Askew, who also serves as founding director of U-M’s African Studies Center, was instrumental in bringing the Sarkisian collection to U-M. Her scholarship in East Africa and her previous efforts to review and organize the Sarkisian Collection’s tape recordings led to an agreement between UM and Voice of America in 2010 to digitize a selection of 350 of Sarkisian’s field recordings. Among them is the only known recording of Louis Armstrong performing in the Tunis Festival of 1967.
This past summer, Askew and Conway learned that VoA had plans to relocate the entire Sarkisian collection to remote, underground storage in order to preserve it. A collaborative effort by the U-M faculty members, the library, and Heather Maxwell, the current host of VoA’s “Music Time in Africa,” helped finalize the agreement that loans the collection to U-M for purposes of preservation, digitization, and use.
“The original agreement was centered on digitizing 100 tapes,” Conway said. “The first effort was really a miniscule portion of the collection—a mere suitcase full of tapes—and now we’re about to receive the whole Sarkisian collection.
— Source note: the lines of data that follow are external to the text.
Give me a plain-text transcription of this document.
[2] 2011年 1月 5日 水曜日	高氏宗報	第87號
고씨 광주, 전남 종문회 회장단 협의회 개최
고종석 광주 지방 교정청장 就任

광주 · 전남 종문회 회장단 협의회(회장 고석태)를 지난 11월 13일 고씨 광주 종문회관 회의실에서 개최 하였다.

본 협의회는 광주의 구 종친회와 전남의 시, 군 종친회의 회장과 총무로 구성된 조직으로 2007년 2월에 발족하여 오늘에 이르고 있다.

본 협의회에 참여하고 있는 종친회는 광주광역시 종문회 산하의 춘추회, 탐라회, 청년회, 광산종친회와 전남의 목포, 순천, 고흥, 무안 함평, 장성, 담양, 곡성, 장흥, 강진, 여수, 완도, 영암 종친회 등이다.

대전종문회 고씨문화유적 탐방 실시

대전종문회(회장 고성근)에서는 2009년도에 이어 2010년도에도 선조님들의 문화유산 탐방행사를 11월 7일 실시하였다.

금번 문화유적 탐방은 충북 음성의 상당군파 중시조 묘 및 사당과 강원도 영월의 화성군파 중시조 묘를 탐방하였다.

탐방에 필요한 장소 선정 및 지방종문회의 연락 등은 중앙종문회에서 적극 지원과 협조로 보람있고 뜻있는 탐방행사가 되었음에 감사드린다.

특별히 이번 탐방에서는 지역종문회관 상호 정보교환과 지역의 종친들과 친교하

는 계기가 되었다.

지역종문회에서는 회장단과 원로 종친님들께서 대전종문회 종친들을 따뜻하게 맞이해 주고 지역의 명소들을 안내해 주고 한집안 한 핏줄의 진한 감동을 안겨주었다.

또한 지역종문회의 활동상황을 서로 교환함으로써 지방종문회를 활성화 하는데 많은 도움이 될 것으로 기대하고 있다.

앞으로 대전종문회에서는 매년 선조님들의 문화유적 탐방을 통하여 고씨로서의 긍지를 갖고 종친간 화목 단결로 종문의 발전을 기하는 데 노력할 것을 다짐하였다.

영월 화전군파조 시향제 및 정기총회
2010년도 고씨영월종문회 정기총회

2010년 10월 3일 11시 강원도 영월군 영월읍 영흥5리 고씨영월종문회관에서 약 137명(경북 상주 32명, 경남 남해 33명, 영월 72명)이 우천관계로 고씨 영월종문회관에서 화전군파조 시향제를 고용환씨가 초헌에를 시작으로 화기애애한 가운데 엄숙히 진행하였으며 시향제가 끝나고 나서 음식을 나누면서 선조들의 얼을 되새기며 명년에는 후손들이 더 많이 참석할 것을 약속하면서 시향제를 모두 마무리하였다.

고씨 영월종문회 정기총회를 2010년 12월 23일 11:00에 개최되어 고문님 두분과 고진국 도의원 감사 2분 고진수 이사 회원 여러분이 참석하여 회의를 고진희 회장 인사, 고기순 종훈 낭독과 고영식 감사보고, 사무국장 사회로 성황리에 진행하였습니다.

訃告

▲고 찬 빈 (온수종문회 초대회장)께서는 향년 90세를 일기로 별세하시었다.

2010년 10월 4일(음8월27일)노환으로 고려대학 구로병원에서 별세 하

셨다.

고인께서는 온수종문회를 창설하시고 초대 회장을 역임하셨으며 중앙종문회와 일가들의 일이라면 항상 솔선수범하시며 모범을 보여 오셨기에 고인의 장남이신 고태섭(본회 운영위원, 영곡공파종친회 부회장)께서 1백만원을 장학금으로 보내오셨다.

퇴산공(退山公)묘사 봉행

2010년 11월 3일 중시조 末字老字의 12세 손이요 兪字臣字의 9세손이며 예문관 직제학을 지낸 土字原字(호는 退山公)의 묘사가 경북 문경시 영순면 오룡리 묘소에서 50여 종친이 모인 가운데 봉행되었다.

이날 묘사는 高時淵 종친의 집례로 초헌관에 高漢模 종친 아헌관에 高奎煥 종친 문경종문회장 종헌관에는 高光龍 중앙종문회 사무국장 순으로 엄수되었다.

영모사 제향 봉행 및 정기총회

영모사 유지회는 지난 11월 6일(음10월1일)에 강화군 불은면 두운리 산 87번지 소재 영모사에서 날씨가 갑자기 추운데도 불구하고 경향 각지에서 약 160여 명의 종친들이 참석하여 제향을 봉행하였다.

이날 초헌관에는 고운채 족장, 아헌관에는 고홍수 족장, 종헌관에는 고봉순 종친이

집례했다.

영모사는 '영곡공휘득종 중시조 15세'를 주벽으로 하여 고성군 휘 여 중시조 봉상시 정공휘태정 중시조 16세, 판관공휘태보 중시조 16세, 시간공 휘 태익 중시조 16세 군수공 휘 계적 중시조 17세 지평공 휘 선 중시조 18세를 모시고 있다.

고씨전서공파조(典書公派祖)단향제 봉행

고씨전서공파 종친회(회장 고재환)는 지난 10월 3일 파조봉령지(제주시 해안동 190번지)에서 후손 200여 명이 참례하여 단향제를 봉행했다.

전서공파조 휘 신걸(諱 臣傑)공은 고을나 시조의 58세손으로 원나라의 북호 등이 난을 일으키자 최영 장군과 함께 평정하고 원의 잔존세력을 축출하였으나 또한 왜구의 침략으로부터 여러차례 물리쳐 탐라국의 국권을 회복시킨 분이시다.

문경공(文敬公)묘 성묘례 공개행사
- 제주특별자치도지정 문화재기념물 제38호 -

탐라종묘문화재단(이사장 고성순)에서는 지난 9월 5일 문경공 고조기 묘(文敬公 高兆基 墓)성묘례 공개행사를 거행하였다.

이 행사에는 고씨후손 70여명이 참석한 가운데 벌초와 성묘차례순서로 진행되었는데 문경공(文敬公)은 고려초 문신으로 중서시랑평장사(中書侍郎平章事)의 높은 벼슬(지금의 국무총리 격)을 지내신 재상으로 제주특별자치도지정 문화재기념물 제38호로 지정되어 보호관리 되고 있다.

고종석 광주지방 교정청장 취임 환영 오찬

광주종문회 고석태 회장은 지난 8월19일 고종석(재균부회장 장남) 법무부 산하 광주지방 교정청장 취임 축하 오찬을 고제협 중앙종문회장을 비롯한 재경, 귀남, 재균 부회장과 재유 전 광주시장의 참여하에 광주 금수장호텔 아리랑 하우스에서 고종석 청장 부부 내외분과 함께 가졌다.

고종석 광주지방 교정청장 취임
This project is a boon for Michigan students and faculty.”
By hosting the entire collection and making it available in original formats and digital reproductions, U-M will be able to invest some of its own resources to inventory and create archival access for researchers, students and those interested in African music, and potentially develop courses, research studies and other programs to fully utilize and expand the reach of the recordings. With the external funding support, the university will also be able to build on previous digitization efforts in order to preserve a much larger portion of the Sarkisian Collection’s irreplaceable content.